For Worth & Douglas, Facebook advertising has been a great way to directly reach its client base. “We have experimented with Facebook ads for our Tahi Jewellery range and were very pleased with the results and the traffic it drove to our Tahi website,” Worth says.
Still, Holley says the online realm requires some thought before diving in, as has been the case for Roy King London. “We will definitely be doing online marketing via social networking sites by this time next year, but we understand that this needs to be done properly or you run the real risk of alienating the very customer base you’re chasing,” he says.
“It’s not just a matter of throwing up a Facebook page and sitting back and waiting for it to work for you. It needs constant attention and a well thought out, planned approach,” he says.
Besides, Gen Y-ers still like to step into an actual store too. Though Tartaglia warns that they have grown up in a more demanding consumer society: “They are looking for more in their shopping experience. And we have definitely seen retailers respond by capturing their attention with store and shopping mall refurbishments, new store openings such as pop-up stores, and in-store entertainment, like fashion launches, DJs and VIP nights,” she says.

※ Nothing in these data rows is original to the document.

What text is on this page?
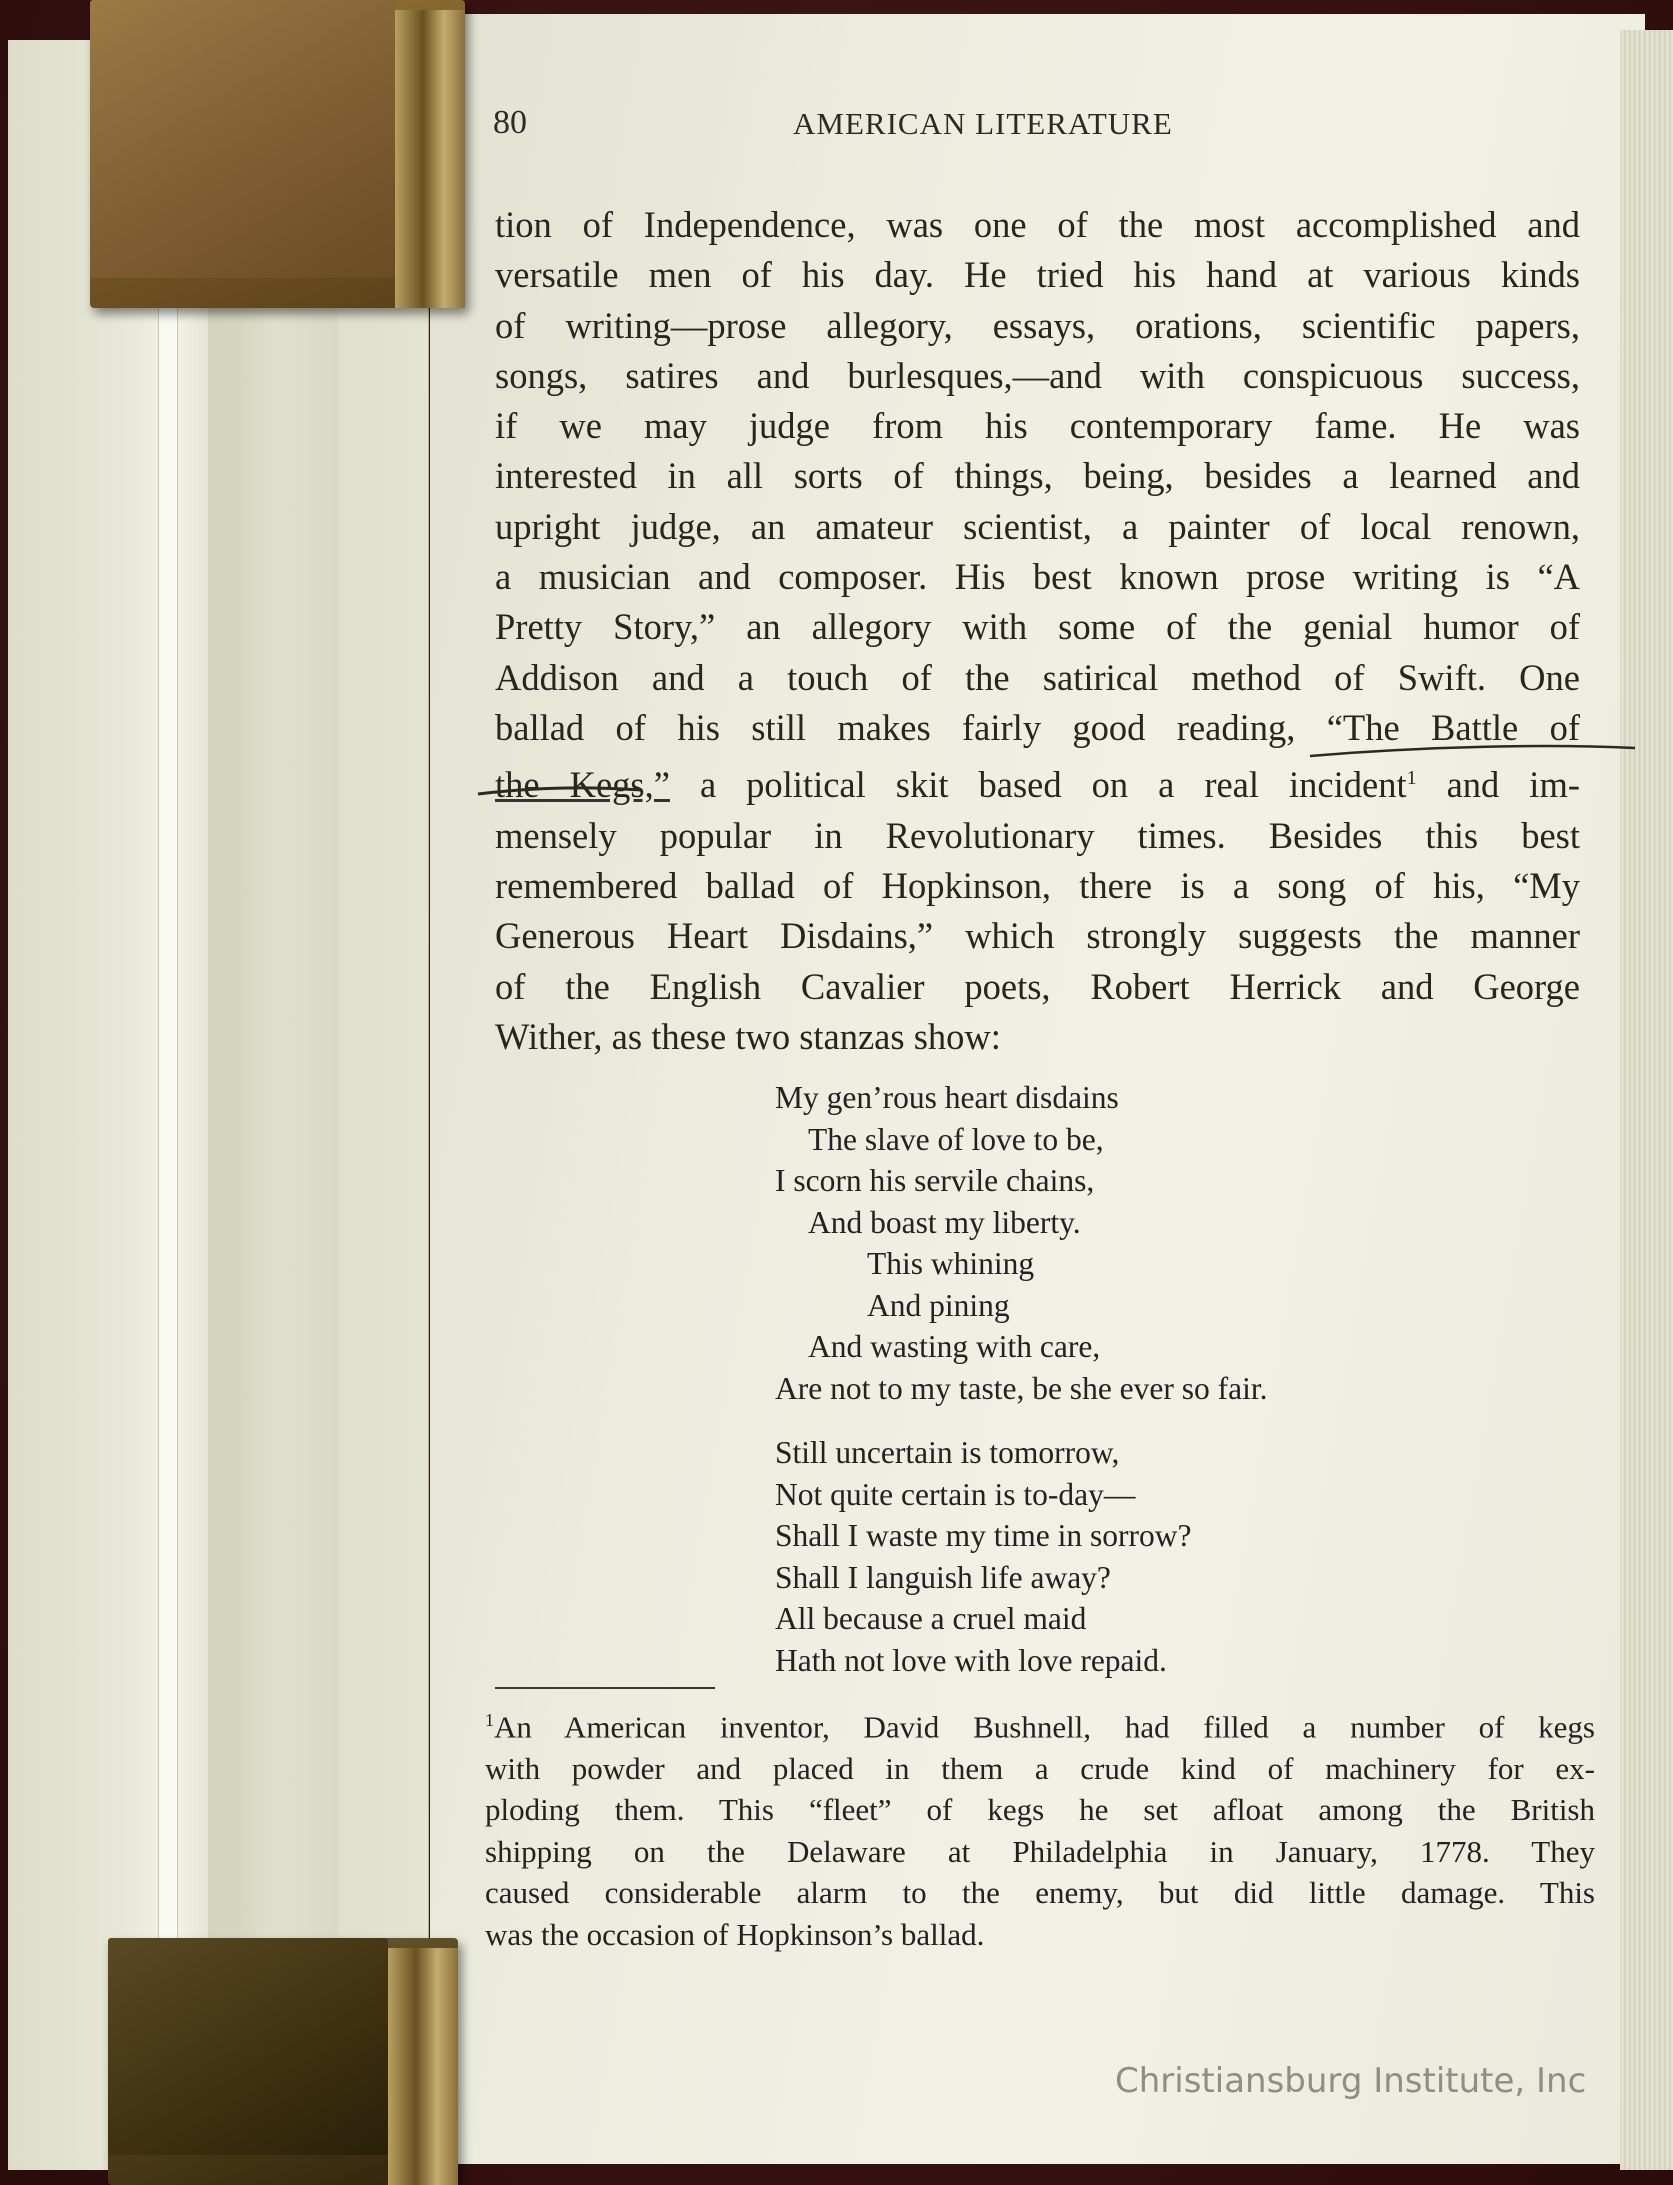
80	AMERICAN LITERATURE
tion of Independence, was one of the most accomplished and
versatile men of his day. He tried his hand at various kinds
of writing—prose allegory, essays, orations, scientific papers,
songs, satires and burlesques,—and with conspicuous success,
if we may judge from his contemporary fame. He was
interested in all sorts of things, being, besides a learned and
upright judge, an amateur scientist, a painter of local renown,
a musician and composer. His best known prose writing is “A
Pretty Story,” an allegory with some of the genial humor of
Addison and a touch of the satirical method of Swift. One
ballad of his still makes fairly good reading, “The Battle of
the Kegs,” a political skit based on a real incident$^1$ and im-
mensely popular in Revolutionary times. Besides this best
remembered ballad of Hopkinson, there is a song of his, “My
Generous Heart Disdains,” which strongly suggests the manner
of the English Cavalier poets, Robert Herrick and George
Wither, as these two stanzas show:
My gen’rous heart disdains
The slave of love to be,
I scorn his servile chains,
And boast my liberty.
This whining
And pining
And wasting with care,
Are not to my taste, be she ever so fair.
Still uncertain is tomorrow,
Not quite certain is to-day—
Shall I waste my time in sorrow?
Shall I languish life away?
All because a cruel maid
Hath not love with love repaid.
$^1$An American inventor, David Bushnell, had filled a number of kegs
with powder and placed in them a crude kind of machinery for ex-
ploding them. This “fleet” of kegs he set afloat among the British
shipping on the Delaware at Philadelphia in January, 1778. They
caused considerable alarm to the enemy, but did little damage. This
was the occasion of Hopkinson’s ballad.
Christiansburg Institute, Inc
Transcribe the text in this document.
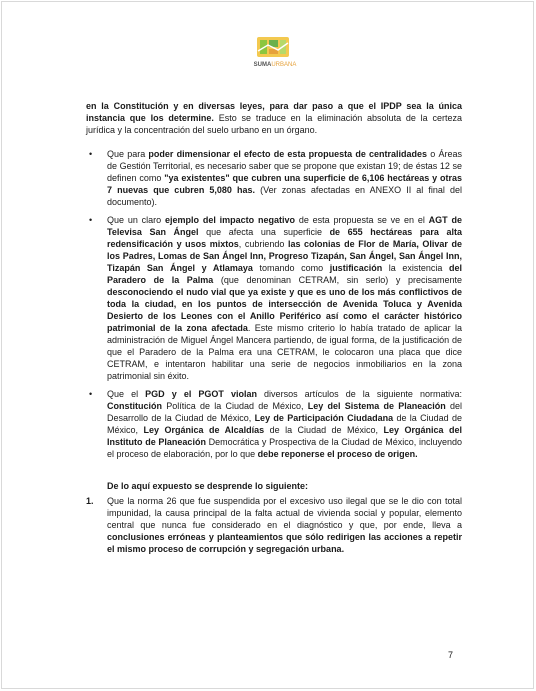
SUMAURBANA

en la Constitución y en diversas leyes, para dar paso a que el IPDP sea la única instancia que los determine. Esto se traduce en la eliminación absoluta de la certeza jurídica y la concentración del suelo urbano en un órgano.

• Que para poder dimensionar el efecto de esta propuesta de centralidades o Áreas de Gestión Territorial, es necesario saber que se propone que existan 19; de éstas 12 se definen como "ya existentes" que cubren una superficie de 6,106 hectáreas y otras 7 nuevas que cubren 5,080 has. (Ver zonas afectadas en ANEXO II al final del documento).
• Que un claro ejemplo del impacto negativo de esta propuesta se ve en el AGT de Televisa San Ángel que afecta una superficie de 655 hectáreas para alta redensificación y usos mixtos, cubriendo las colonias de Flor de María, Olivar de los Padres, Lomas de San Ángel Inn, Progreso Tizapán, San Ángel, San Ángel Inn, Tizapán San Ángel y Atlamaya tomando como justificación la existencia del Paradero de la Palma (que denominan CETRAM, sin serlo) y precisamente desconociendo el nudo vial que ya existe y que es uno de los más conflictivos de toda la ciudad, en los puntos de intersección de Avenida Toluca y Avenida Desierto de los Leones con el Anillo Periférico así como el carácter histórico patrimonial de la zona afectada. Este mismo criterio lo había tratado de aplicar la administración de Miguel Ángel Mancera partiendo, de igual forma, de la justificación de que el Paradero de la Palma era una CETRAM, le colocaron una placa que dice CETRAM, e intentaron habilitar una serie de negocios inmobiliarios en la zona patrimonial sin éxito.
• Que el PGD y el PGOT violan diversos artículos de la siguiente normativa: Constitución Política de la Ciudad de México, Ley del Sistema de Planeación del Desarrollo de la Ciudad de México, Ley de Participación Ciudadana de la Ciudad de México, Ley Orgánica de Alcaldías de la Ciudad de México, Ley Orgánica del Instituto de Planeación Democrática y Prospectiva de la Ciudad de México, incluyendo el proceso de elaboración, por lo que debe reponerse el proceso de origen.

De lo aquí expuesto se desprende lo siguiente:

1. Que la norma 26 que fue suspendida por el excesivo uso ilegal que se le dio con total impunidad, la causa principal de la falta actual de vivienda social y popular, elemento central que nunca fue considerado en el diagnóstico y que, por ende, lleva a conclusiones erróneas y planteamientos que sólo redirigen las acciones a repetir el mismo proceso de corrupción y segregación urbana.
7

Indeed, many jewellery brands believe the physical world of bricks and mortar still presents significant opportunities to capture this younger, tech-savvy generation. Bosse, for one, is a big believer that, “they still want to be romanced by the brand and the retail experience”.
Yes, they’re a demanding bunch. But if retailers can capture this consumer group’s imagination online, in-store and through their product offering, the rewards are there for the taking. These big-spending, style-conscious brand worshippers are the customers of today and tomorrow, so they’re worth paying attention to.